Weeks into the invasion of Iraq, as the Bush administration panicked over its failure to find any weapons of mass destruction, the Iraq Survey Group was hastily assembled.
It was headed by the controversial and outspoken CIA adviser David Kay and later by Charles Duelfer, who told journalists he was convinced of a link between Saddam Hussein and the 11 September attacks.
The ISG, manned by 1,200 intelligence officers and weapons experts mostly from the US and Britain, spent six months searching for WMD and issued its interim report a year ago.
The best it could come up with was that Saddam Hussein's regime was engaged in "WMD-related programme activities" but had no actual chemical, biological or nuclear weapons.
But this proved a great embarrassment for Washington and London. The British Government, in particular, placed heavy emphasis on intelligence indicating Iraq had WMD as a primary justification for the invasion.
Then in January Mr Kay, resigned, saying that he believed WMD would not be found in Iraq. He told the Senate Armed Services Committee: "We were all wrong and that is most disturbing."
Mr Duelfer has said the chances of finding WMD in Iraq are "close to nil".

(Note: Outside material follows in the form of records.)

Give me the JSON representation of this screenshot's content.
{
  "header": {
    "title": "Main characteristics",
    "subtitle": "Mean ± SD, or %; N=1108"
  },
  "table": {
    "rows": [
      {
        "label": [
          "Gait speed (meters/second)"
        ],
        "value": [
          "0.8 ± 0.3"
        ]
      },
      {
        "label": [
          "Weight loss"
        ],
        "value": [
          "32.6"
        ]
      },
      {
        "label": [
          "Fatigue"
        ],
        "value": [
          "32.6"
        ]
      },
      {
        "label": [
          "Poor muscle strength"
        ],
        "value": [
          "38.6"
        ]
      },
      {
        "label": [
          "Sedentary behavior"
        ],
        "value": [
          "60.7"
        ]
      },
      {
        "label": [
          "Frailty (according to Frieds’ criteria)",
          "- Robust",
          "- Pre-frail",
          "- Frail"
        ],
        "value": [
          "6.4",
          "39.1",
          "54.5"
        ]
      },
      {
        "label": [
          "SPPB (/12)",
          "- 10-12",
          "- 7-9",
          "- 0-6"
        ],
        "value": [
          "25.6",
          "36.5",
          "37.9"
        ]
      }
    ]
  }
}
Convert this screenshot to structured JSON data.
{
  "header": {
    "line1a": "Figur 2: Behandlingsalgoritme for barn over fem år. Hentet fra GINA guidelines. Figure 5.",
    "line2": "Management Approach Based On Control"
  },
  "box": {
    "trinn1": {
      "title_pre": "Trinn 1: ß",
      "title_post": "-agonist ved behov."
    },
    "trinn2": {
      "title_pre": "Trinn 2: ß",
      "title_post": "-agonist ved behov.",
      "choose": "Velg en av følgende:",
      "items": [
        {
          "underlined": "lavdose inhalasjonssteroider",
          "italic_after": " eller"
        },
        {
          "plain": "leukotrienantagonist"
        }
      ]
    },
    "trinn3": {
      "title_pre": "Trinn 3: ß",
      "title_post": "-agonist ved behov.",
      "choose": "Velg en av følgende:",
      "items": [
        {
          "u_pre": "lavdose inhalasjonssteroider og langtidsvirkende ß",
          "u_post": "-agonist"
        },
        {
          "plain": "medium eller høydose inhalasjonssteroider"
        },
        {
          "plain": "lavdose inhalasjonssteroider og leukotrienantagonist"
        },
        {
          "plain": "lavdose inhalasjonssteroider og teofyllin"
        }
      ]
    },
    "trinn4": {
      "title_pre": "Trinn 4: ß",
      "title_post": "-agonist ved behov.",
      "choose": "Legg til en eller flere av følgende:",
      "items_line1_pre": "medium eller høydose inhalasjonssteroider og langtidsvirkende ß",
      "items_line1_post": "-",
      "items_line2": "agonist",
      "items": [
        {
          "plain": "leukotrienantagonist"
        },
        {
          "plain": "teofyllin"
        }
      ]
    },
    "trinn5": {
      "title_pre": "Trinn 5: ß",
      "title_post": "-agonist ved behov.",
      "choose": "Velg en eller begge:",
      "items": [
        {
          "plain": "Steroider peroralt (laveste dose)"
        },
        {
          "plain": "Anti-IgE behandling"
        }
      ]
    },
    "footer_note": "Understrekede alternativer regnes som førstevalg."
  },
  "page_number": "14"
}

The ISG continued the work of UN inspectors, led by Hans Blix and Mohamed ElBaradei, sent by the UN Security Council to search for illegal weapons before the conflict.
After Saddam's capture, Mr Blix played down suggestions that he would reveal the whereabouts of illegal weapons stockpiles. "I doubt he will reveal any WMD, because I think both the UN inspectors and the American inspectors have come to the conclusion that there aren't any. He might be able to reveal when they were done away with. I am inclined to think it was early in 1991 or 1992."